Il quarto stadio è quello che abbiamo ricordato prima. Afferma che il pronome “ te “ toglie il dubbio della contraddizione e fa supporre l’ esistenza di una dualità.
Questo quarto tawîd diventa allora: “ Non c’ è altro io che Io “ ed è più elevato del terzo.
Il quinto grado non è formulabile. Afferma che distinzioni tra “ Essere “, “ non essere “, Lui e te o me non esistono in quanto la realizzazione dell’ unità non viene raggiunta. Questo grado è immenso ed è quello del mondo divino.
Sohrawadî dice che un grado ancora più alto di quello che esiste, perché esso è infinito. Racconta anche un giorno fu chiesto a un maestro che cosa fosse li sufismo. Costui rispose: il suo inizio è Allâh , ma fine non è ha.
Questo tawhîd permette a Ibn Arabî di dire: “ In realtà non c’è unione, né separazione, come non c’è allontanamento né avvicinamento. Non si può parlare di unione se non tra due fattori, e non quando si tratta di cosa unica “.

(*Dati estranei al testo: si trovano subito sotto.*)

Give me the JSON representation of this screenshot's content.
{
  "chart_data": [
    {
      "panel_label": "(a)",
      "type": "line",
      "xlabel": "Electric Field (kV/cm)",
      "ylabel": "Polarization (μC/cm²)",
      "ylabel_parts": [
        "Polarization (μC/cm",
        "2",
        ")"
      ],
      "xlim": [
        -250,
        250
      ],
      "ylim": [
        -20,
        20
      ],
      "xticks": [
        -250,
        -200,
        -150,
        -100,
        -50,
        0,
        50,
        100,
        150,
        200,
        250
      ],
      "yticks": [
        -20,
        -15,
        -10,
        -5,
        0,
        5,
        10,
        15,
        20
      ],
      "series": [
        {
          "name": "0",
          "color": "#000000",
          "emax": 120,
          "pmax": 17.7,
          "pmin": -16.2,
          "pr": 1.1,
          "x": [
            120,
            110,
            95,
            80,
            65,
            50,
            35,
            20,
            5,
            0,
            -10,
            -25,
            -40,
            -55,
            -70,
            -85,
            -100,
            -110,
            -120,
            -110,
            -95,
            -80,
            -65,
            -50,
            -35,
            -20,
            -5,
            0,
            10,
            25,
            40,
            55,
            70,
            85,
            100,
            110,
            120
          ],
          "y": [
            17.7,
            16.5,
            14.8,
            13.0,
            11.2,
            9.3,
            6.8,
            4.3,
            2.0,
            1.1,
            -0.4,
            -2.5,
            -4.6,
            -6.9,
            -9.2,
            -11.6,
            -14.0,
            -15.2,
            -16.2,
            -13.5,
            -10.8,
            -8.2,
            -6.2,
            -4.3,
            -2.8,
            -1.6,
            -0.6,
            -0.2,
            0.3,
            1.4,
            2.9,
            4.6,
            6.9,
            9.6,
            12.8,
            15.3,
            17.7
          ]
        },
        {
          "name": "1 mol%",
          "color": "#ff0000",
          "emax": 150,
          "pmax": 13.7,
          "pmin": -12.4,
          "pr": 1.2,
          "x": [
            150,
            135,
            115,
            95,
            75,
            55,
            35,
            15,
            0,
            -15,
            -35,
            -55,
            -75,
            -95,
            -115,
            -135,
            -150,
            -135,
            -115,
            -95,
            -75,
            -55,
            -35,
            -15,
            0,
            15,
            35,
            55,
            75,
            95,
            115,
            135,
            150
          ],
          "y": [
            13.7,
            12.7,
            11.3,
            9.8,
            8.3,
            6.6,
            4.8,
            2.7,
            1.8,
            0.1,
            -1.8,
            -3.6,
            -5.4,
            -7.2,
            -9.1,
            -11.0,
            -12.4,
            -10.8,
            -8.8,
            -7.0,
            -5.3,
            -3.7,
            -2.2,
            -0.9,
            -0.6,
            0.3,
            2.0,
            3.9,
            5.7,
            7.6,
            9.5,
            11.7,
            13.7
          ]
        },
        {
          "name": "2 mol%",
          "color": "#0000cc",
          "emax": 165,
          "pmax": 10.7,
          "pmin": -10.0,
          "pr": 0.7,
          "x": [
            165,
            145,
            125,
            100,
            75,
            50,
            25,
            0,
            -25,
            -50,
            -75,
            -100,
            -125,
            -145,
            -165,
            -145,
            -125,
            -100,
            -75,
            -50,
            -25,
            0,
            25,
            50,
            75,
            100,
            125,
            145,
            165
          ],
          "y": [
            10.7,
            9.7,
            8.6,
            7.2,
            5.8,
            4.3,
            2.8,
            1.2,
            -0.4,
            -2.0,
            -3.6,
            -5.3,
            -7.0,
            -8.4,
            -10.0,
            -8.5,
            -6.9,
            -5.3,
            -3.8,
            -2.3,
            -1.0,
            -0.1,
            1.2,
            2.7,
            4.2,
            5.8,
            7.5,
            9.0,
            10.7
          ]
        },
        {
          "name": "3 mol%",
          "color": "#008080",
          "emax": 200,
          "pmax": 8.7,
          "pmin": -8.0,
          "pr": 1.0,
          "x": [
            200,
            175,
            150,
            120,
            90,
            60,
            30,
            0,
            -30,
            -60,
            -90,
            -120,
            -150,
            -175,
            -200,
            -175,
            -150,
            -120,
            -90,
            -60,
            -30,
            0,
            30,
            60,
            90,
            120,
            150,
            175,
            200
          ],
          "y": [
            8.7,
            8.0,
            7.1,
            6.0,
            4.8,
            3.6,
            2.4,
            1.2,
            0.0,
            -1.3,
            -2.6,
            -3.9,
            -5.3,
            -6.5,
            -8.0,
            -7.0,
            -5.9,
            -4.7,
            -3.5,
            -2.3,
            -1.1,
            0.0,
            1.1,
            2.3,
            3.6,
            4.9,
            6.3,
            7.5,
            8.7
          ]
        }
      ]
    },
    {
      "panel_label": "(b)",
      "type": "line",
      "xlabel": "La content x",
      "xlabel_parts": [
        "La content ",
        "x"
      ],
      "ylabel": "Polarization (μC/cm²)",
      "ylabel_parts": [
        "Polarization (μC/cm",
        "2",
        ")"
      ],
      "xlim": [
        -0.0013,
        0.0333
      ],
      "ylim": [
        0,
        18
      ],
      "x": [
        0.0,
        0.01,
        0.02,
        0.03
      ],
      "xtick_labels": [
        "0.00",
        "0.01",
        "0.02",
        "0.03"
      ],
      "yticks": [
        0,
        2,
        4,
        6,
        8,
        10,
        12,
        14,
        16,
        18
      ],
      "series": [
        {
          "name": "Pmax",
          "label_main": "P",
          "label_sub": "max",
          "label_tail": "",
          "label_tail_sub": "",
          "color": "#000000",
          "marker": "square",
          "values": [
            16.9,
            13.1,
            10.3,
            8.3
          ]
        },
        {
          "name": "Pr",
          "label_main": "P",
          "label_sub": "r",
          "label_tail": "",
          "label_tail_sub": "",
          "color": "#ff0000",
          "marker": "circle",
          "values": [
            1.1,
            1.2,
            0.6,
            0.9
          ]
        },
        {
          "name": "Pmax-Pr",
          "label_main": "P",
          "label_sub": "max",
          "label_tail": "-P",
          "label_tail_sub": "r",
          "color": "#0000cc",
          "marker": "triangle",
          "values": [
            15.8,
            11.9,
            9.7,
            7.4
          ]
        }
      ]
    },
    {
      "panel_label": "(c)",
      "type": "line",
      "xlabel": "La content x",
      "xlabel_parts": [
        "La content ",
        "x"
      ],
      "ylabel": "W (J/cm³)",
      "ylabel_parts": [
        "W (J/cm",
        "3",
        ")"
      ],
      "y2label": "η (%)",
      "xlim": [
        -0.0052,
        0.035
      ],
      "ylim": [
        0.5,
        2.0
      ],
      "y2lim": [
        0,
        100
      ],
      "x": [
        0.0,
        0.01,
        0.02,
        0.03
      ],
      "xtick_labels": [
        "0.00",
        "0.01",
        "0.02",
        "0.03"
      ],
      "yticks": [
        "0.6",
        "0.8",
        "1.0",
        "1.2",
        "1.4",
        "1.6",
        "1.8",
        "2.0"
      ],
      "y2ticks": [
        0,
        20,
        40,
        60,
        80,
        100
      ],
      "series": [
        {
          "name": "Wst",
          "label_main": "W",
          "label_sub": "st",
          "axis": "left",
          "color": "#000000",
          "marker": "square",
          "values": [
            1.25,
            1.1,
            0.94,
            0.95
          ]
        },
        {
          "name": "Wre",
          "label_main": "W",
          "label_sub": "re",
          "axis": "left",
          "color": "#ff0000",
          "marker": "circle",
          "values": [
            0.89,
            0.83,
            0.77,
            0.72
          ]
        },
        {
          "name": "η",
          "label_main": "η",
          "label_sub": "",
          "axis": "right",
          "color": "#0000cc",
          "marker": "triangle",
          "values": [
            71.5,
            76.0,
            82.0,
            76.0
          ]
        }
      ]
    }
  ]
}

In un certo senso la dottrina dell’ unità può essere vista in ultima analisi come dottrina della conoscenza di se stesso. Essa raggiunge sotto questo aspetto la via della realizzazione spirituale, poiché s’ impegna a far ritrovare in se stesso la presenza dell’ essenza unica, come il santo sulla via spirituale vuole ritrovare nel suo cuore la verità ( haqîqa ) e la perfezione, cercando di realizzare tutte le possibilità della sua condizione, cioè la sintesi delle qualità cosmiche grazie alle quali egli è sia rappresentante di Dio sia identico nella sua anima all’ anima del mondo. Qui infine s’ incontrano la dottrina dell’ unità e quella dell’ uomo universale; e qui tutte e due si associano per liberare l’ uomo dalle dualità dovute alla sua natura terrestre. Questo è dunque il significato finale dell’ unità dell’ Essere: conoscere se stesso per sapere che il proprio essere non è né che l’ Essere stesso di Allâh, indefinibile e non formulabile, il Sé immutabile del mondo.